The second talk, titled “RERF Research Results, Involvement with Fukushima, and Future Outlook,” was presented by Dr. Kazunori Kodama, RERF Chief Scientist. He outlined what has been learned from RERF studies on radiation health effects and what needs to be investigated further. He also introduced the activities in which RERF has engaged since the Fukushima nuclear plant accident, with special focus on a study involving about 20,000 Fukushima Daiichi nuclear plant emergency workers that RERF initiated approximately one year ago in collaboration with other organizations. Lastly, he explained the future outlook regarding remaining questions and issues.
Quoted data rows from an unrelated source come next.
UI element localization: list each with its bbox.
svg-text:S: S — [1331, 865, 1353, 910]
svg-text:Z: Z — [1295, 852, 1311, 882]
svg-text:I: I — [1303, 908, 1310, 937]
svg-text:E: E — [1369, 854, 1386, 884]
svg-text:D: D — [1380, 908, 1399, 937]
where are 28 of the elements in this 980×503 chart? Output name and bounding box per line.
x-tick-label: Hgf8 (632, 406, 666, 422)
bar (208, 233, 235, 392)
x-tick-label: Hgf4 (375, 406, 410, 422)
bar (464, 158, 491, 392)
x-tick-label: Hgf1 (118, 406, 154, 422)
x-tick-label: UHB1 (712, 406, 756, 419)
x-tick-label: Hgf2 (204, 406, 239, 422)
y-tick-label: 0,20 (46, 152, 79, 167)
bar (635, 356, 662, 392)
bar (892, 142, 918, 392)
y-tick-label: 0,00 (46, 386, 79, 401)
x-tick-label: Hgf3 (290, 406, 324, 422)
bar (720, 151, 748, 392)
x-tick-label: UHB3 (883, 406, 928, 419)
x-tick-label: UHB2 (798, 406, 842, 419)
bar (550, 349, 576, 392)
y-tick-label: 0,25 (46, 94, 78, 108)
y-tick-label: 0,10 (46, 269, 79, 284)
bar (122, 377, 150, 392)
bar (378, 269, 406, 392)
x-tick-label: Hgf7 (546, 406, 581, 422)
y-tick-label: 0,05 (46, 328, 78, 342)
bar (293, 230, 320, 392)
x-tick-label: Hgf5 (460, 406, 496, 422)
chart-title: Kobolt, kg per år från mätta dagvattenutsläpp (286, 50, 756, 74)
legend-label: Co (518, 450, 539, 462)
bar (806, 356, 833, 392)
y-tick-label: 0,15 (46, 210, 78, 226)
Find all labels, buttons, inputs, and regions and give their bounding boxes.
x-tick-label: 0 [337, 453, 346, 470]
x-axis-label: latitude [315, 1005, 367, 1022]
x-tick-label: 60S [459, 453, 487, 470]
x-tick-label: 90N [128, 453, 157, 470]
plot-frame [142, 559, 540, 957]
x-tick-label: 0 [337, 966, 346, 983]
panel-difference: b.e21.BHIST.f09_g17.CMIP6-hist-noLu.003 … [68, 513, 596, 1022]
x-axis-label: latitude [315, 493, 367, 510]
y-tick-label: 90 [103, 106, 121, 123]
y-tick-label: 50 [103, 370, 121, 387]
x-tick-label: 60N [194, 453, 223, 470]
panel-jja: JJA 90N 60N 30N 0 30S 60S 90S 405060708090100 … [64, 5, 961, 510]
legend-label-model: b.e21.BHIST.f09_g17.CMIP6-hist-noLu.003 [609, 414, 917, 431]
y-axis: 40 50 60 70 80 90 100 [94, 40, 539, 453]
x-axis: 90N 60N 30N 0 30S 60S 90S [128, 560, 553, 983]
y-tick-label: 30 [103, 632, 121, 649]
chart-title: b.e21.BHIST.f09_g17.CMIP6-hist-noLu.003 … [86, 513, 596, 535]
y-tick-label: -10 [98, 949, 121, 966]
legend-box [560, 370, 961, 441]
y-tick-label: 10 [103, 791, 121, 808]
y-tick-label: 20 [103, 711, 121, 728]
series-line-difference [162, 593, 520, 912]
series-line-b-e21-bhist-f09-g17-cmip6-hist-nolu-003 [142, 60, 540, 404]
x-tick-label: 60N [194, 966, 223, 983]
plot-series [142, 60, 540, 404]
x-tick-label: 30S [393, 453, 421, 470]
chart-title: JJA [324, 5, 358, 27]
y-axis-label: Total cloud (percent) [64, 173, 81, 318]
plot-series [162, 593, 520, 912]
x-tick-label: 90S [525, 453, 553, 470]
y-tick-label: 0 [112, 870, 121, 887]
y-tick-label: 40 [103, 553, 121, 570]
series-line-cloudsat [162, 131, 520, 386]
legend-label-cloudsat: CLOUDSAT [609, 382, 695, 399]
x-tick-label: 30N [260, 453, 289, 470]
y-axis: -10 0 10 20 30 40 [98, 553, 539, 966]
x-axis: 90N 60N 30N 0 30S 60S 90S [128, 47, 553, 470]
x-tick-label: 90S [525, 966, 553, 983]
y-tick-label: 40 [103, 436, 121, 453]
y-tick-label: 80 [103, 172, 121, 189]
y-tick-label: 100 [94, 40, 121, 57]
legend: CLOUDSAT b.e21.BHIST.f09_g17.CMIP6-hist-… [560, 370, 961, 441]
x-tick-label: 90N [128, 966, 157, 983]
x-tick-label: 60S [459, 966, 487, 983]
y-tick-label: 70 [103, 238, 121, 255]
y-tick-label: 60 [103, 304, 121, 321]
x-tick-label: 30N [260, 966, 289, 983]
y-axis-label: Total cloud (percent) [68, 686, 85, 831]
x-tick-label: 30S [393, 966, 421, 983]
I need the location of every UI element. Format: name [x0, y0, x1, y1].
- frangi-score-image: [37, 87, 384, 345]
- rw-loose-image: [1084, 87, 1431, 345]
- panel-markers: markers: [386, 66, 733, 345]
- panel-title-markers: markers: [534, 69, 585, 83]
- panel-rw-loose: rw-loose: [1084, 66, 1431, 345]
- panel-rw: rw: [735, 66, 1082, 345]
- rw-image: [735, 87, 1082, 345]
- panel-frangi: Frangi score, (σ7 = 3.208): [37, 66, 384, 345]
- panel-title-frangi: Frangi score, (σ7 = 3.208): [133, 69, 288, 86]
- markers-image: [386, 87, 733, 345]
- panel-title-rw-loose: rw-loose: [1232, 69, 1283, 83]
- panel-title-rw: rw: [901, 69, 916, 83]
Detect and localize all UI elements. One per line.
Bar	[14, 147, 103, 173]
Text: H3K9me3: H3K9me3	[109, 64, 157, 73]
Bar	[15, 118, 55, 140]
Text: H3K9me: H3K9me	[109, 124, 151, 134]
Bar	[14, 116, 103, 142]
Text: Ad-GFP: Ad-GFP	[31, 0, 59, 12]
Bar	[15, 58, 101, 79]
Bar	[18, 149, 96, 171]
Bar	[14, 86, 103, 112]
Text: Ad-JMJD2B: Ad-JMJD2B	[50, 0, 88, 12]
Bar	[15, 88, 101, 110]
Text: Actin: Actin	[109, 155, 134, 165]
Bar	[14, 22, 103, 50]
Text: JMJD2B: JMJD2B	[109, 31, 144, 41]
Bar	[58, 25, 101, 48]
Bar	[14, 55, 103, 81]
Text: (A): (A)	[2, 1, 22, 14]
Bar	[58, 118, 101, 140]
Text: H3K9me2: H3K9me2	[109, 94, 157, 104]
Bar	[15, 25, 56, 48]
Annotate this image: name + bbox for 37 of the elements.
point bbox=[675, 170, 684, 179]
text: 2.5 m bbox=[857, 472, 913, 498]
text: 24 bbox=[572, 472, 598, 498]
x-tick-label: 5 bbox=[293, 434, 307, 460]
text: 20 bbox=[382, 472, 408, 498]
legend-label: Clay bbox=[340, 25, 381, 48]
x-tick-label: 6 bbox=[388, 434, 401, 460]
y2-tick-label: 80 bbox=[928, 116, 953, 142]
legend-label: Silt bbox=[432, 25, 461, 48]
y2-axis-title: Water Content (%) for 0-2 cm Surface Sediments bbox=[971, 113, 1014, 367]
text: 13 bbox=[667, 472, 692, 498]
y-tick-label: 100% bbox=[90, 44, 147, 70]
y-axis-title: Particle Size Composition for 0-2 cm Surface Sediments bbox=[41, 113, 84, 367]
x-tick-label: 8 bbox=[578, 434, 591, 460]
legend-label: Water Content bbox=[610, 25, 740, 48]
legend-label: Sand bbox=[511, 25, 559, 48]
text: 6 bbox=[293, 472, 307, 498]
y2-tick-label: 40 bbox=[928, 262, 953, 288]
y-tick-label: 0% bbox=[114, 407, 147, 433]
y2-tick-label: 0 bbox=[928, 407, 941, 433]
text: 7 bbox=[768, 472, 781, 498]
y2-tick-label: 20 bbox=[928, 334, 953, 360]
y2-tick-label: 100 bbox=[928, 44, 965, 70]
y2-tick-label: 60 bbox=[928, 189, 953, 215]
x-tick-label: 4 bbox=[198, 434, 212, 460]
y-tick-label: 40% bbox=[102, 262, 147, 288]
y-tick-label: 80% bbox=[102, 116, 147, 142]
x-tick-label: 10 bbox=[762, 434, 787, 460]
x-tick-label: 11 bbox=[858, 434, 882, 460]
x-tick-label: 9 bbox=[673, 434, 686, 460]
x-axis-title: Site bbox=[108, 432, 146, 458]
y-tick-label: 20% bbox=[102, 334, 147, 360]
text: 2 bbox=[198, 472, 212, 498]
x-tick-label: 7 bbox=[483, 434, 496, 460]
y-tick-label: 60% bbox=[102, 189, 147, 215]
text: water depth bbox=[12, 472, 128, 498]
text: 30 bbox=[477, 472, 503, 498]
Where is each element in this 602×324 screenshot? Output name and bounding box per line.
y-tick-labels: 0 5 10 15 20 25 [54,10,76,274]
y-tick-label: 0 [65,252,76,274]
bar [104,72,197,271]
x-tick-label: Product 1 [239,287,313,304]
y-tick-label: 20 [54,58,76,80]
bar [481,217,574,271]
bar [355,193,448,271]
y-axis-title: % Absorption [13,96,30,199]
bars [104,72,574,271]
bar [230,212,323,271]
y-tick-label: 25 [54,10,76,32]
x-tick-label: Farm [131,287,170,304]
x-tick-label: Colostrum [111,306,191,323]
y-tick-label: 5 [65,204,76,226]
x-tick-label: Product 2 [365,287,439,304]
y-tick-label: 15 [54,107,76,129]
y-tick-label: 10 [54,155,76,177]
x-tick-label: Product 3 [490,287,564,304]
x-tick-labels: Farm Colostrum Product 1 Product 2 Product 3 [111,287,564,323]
The last presentation, titled “Project for Individual Dose Measurement of High School Students Inside and Outside of Fukushima,” was made by Miss Minori Saitoh and Miss Saki Anzai, students from Fukushima Prefectural High School, and their teacher, Mr. Takashi Hara. They presented their research project, which looked into when, where, and how much radiation individuals were exposed to on the basis of the collation of information on their daily activities along with a record of hourly radiation dose readings using a dosimeter called “D-Shuttle” and time and date information at the time of each reading. They also described the hardships Fukushima now faces and called for broad understanding of the actual situation in Fukushima based on scientific facts. This project was carried out in collaboration with high school students inside and outside of Fukushima as well as overseas. The results have been presented in not only Japan but also France and Italy.

Following the lecture and presentations, there was a question-and-answer session with the audience chaired by Mr. Takanobu Teramoto, RERF Executive Director.

As this year marks the 70th year since the atomic bombings and the 40th anniversary of the founding of RERF, remarks of gratitude to A-bomb survivors and their children for their participation in RERF’s studies were read aloud by an RERF staff member. In addition, a choir comprised of Nagasaki Junshin Girls High School students performed songs to express heartfelt condolences to those who perished in the atomic bombings and their desire for the realization of a world free of nuclear weapons.

The event concluded with closing remarks by Vice Chairman Robert L. Ullrich, who expressed his gratitude to the audience in Japanese for their participation in the public lecture and the valuable opinions expressed therein.